AVRITZER, Leonardo. Participatory Institutions in Democratic Brazil Baltimore: The Johns Hopkins University Press, 2009. Resenha de: ROMÃO, Wagner de Melo. Entre a Sociedade Civil e a Sociedade Política. Novos Estudos CEBRAP, São Paulo, n.87, Jul, 2010.

Participatory institutions in democratic Brazil é a obra mais importante de Leonardo Avritzer desde a publicação de Democracy and the public space in Latin America1. O autor rediscute e amplia a análise sobre experiências de orçamento participativo (OP) nas cidades de Porto Alegre, Belo Horizonte e São Paulo e também apresenta estudos sobre mais duas “instituições participativas” — os conselhos de saúde e os processos de formulação dos planos diretores urbanísticos nestas cidades, e também em Salvador.

Avritzer reelabora o que tem sido seu principal desafio teórico desde os anos de 1990: as aproximações entre sociedade civil e sociedade política, e a incorporação de práticas originárias da sociedade civil pelas instituições políticas, em novos “desenhos institucionais” participativos com poder de deliberação sobre políticas públicas. O autor propõe-se a desenvolver uma “teoria das instituições participativas” (p. 4) e reconhece que “os partidos políticos e a sociedade política permanecem pouco teorizados na maior parte da literatura sobre participação, por causa do caráter elitista da literatura ou das concepções anti-sistêmicas da teoria dos movimentos sociais”2. Isto seria uma lacuna na literatura, sobretudo no contexto brasileiro, “em que o Partido dos Trabalhadores (PT) mostrou o caminho ao introduzir arranjos participativos, a conexão entre partidos políticos e sociedade civil na implementação de modelos de participação vem a ser uma variável-chave — mas que não é esclarecida pela teoria” (p. 7). Assim, a principal diferença deste livro para seus trabalhos anteriores é a incorporação da dimensão político-partidária à análise.

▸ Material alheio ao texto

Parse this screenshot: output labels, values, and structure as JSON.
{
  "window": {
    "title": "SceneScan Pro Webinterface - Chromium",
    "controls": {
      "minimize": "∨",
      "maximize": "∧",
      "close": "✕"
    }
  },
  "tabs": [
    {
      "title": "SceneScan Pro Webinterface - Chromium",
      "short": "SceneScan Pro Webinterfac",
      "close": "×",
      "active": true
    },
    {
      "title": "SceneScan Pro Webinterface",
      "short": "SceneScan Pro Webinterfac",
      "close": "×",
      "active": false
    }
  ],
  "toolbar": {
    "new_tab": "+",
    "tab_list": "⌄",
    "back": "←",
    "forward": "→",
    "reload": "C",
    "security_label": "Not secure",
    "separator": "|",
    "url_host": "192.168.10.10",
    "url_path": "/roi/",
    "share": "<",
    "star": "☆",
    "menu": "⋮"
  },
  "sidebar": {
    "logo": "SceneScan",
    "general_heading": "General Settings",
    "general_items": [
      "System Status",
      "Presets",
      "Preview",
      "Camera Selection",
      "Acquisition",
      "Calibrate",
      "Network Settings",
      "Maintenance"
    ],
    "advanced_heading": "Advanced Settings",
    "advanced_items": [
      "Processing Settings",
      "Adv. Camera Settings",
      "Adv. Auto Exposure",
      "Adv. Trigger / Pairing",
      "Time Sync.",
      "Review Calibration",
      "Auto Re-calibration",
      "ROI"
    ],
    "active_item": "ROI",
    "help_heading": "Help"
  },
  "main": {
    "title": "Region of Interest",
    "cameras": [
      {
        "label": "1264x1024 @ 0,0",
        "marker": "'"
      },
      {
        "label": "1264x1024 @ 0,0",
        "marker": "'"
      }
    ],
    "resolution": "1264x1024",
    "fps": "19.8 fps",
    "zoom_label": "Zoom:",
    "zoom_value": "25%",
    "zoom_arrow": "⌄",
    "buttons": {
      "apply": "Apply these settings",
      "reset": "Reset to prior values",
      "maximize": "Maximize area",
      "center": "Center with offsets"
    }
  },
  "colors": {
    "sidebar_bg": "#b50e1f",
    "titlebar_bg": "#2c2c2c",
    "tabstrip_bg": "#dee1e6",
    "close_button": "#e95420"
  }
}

Avritzer busca formular sua teoria sobre as instituições participativas relacionando-a com três elementos principais: a sociedade civil, a sociedade política e o desenho institucional3. Inicialmente, o autor retoma a tese já presente em seus trabalhos anteriores: as mudanças na sociedade civil brasileira — explicadas, sobretudo, pelo avanço do associativismo em grandes cidades como Porto Alegre, São Paulo e Belo Horizonte a partir de meados dos anos de 1970 — teriam atuado fortemente para a democratização do país, em uma perspectiva autonomista ante o Estado autoritário, distinta de uma cultura política anterior, centrada na aproximação clientelista e subalterna ao aparelho estatal. Entretanto, o autor identifica algumas peculiaridades locais. Em Belo Horizonte e, principalmente, em Porto Alegre, indica maior autonomia em face do Estado e dos partidos políticos, na comparação com São Paulo e Salvador. Além disso, os movimentos sociais de Belo Horizonte e Porto Alegre seriam mais “generalistas” no que diz respeito ao acesso a bens públicos, enquanto os de São Paulo e Salvador teriam objetivos mais localizados — em torno da saúde e educação, em São Paulo, e do movimento cultural, em Salvador. Tais diferenças seriam fatores de maior ou menor sucesso na incorporação das “instituições participativas” ao sistema político formal.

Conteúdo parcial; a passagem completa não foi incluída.